Nykaa’s collaboration with Snapchat to support Gen Z beauty creators reflects this change in approach. Instead of focusing on one-off star endorsements, brands are investing in creator ecosystems that can be scaled over time. Market analysts have responded positively to such strategies, with Nykaa receiving a ‘Buy’ rating upgrade on January 20, 2026, indicating confidence in its long-term execution.

Cipla Health Ltd CEO Shivam Puri, emphasised that every rupee spent on media must be closely linked to business outcomes. He said marketers should clearly map inputs against outcomes themselves, rather than relying on external validation.

“Every rupee you spend on the media, be conscious of what it is doing to the business. You should be the one linking outcomes with inputs more than anyone else. Successful campaigns speak for themselves, and when they do, more money flows in to create even more success,” Puri said.

Sharing his perspective on measuring influencer marketing ROI, Puri noted that it remains a challenging area and largely depends on the campaign objective. According to him, influencer marketing works best when it is layered on top of a larger, core campaign rather than executed in isolation.

“Influencer investment works beautifully when it adds to an existing campaign. It works like icing on the cake. A standalone influencer campaign is very difficult to measure because the influencer audience is highly fragmented,” he explained.

Puri pointed out that while brands often track reach and impressions, measuring actual mindset or behaviour change among audiences exposed to influencers is far more complex.

“To truly measure impact, you would need to go back to the audience and ask what changed in their mind, which is difficult to execute at scale,” he said.

He added that while brands do set objectives for influencer campaigns, agencies currently struggle to clearly demonstrate whether those objectives have been met, making ROI measurement a “soft” and evolving metric in influencer marketing today.

Pradeep Patteti, Co-Founder and CEO at Flutch, a Bengaluru-based influencer marketing agency, said, “That marketing is becoming more accountable.
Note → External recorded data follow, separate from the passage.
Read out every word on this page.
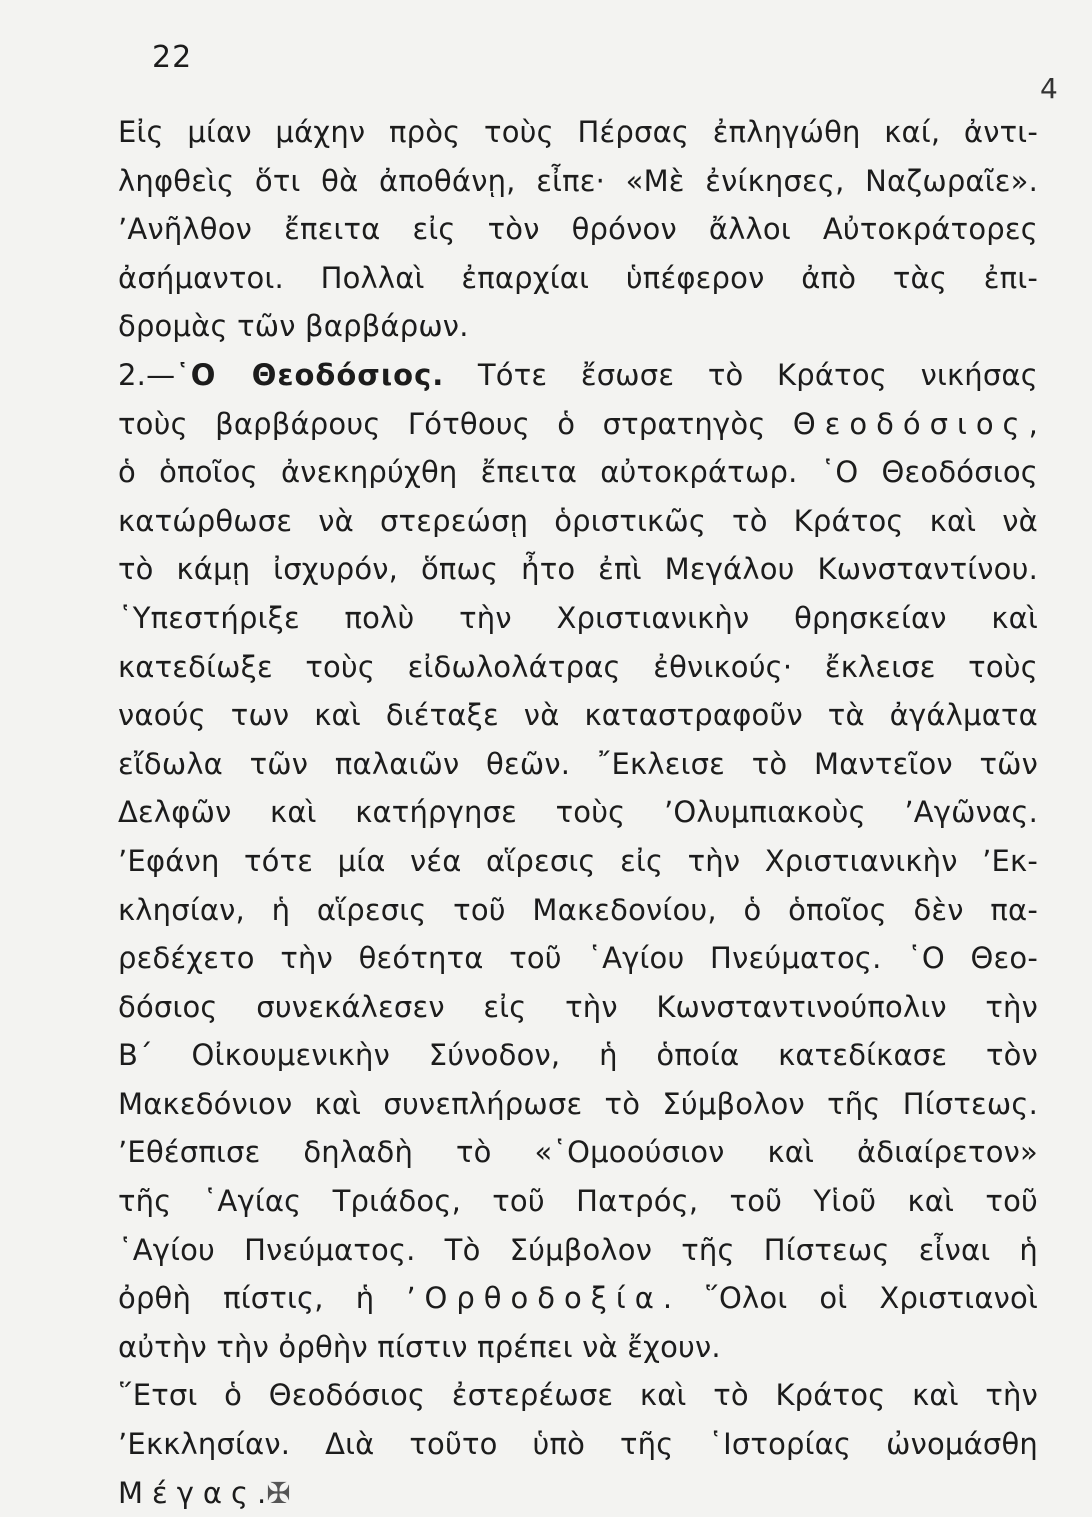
22
4
Εἰς μίαν μάχην πρὸς τοὺς Πέρσας ἐπληγώθη καί, ἀντι-
ληφθεὶς ὅτι θὰ ἀποθάνῃ, εἶπε· «Μὲ ἐνίκησες, Ναζωραῖε».
ʼΑνῆλθον ἔπειτα εἰς τὸν θρόνον ἄλλοι Αὐτοκράτορες
ἀσήμαντοι. Πολλαὶ ἐπαρχίαι ὑπέφερον ἀπὸ τὰς ἐπι-
δρομὰς τῶν βαρβάρων.
2.—῾Ο Θεοδόσιος. Τότε ἔσωσε τὸ Κράτος νικήσας
τοὺς βαρβάρους Γότθους ὁ στρατηγὸς Θεοδόσιος,
ὁ ὁποῖος ἀνεκηρύχθη ἔπειτα αὐτοκράτωρ. ῾Ο Θεοδόσιος
κατώρθωσε νὰ στερεώσῃ ὁριστικῶς τὸ Κράτος καὶ νὰ
τὸ κάμῃ ἰσχυρόν, ὅπως ἦτο ἐπὶ Μεγάλου Κωνσταντίνου.
῾Υπεστήριξε πολὺ τὴν Χριστιανικὴν θρησκείαν καὶ
κατεδίωξε τοὺς εἰδωλολάτρας ἐθνικούς· ἔκλεισε τοὺς
ναούς των καὶ διέταξε νὰ καταστραφοῦν τὰ ἀγάλματα
εἴδωλα τῶν παλαιῶν θεῶν. ῎Εκλεισε τὸ Μαντεῖον τῶν
Δελφῶν καὶ κατήργησε τοὺς ʼΟλυμπιακοὺς ʼΑγῶνας.
ʼΕφάνη τότε μία νέα αἵρεσις εἰς τὴν Χριστιανικὴν ʼΕκ-
κλησίαν, ἡ αἵρεσις τοῦ Μακεδονίου, ὁ ὁποῖος δὲν πα-
ρεδέχετο τὴν θεότητα τοῦ ῾Αγίου Πνεύματος. ῾Ο Θεο-
δόσιος συνεκάλεσεν εἰς τὴν Κωνσταντινούπολιν τὴν
Β΄ Οἰκουμενικὴν Σύνοδον, ἡ ὁποία κατεδίκασε τὸν
Μακεδόνιον καὶ συνεπλήρωσε τὸ Σύμβολον τῆς Πίστεως.
ʼΕθέσπισε δηλαδὴ τὸ «῾Ομοούσιον καὶ ἀδιαίρετον»
τῆς ῾Αγίας Τριάδος, τοῦ Πατρός, τοῦ Υἱοῦ καὶ τοῦ
῾Αγίου Πνεύματος. Τὸ Σύμβολον τῆς Πίστεως εἶναι ἡ
ὀρθὴ πίστις, ἡ ʼΟρθοδοξία. ῞Ολοι οἱ Χριστιανοὶ
αὐτὴν τὴν ὀρθὴν πίστιν πρέπει νὰ ἔχουν.
῞Ετσι ὁ Θεοδόσιος ἐστερέωσε καὶ τὸ Κράτος καὶ τὴν
ʼΕκκλησίαν. Διὰ τοῦτο ὑπὸ τῆς ῾Ιστορίας ὠνομάσθη
Μέγας.✠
Brands are reallocating budgets toward influencers and creators because these channels offer faster experimentation, clearer ROI, and deeper audience relevance.

Influencers are not replacing celebrities one-to-one, but they are absorbing a large part of the mid-tier and performance-driven spend. Celebrities will continue to play a role in big-bang awareness campaigns, while creators are becoming the engine for always-on storytelling, community building, and conversions.

Categories like FMCG, beauty, food and beverages, and digital commerce are leading this shift, as purchase decisions in these sectors are increasingly influenced by trust, peer validation, and product experience. We are also seeing brands move from one-off celebrity endorsements to long-term influencer partnerships, because consistency drives stronger brand equity and measurable outcomes.

This trend is visible globally, but in India it is accelerating due to margin pressure and a digital-first consumer base that values authenticity over polish. At Flutch, we are seeing a clear increase in demand for creator-led and performance-driven campaigns, and we strongly believe the future of brand building lies in combining creativity with data, relevance, and measurable impact.”

Beyond cost and performance, the decline in celebrity endorsements has also brought renewed attention to accountability in advertising. Industry experts point out that celebrity influence shapes consumer behaviour at scale, often outweighing product details or statutory disclosures.

Concerns around misleading endorsements have prompted regulators in India and globally to issue stricter guidelines, particularly for food, health and personal care advertising. However, enforcement has struggled to keep pace with the scale of influence celebrities command.

As brands reassess endorsement strategies, the conversation is shifting from mere visibility to responsibility. The current downturn in celebrity-led advertising is increasingly viewed as a structural correction rather than a temporary pause, driven by economic pressure, changing consumer expectations and a growing demand for transparency.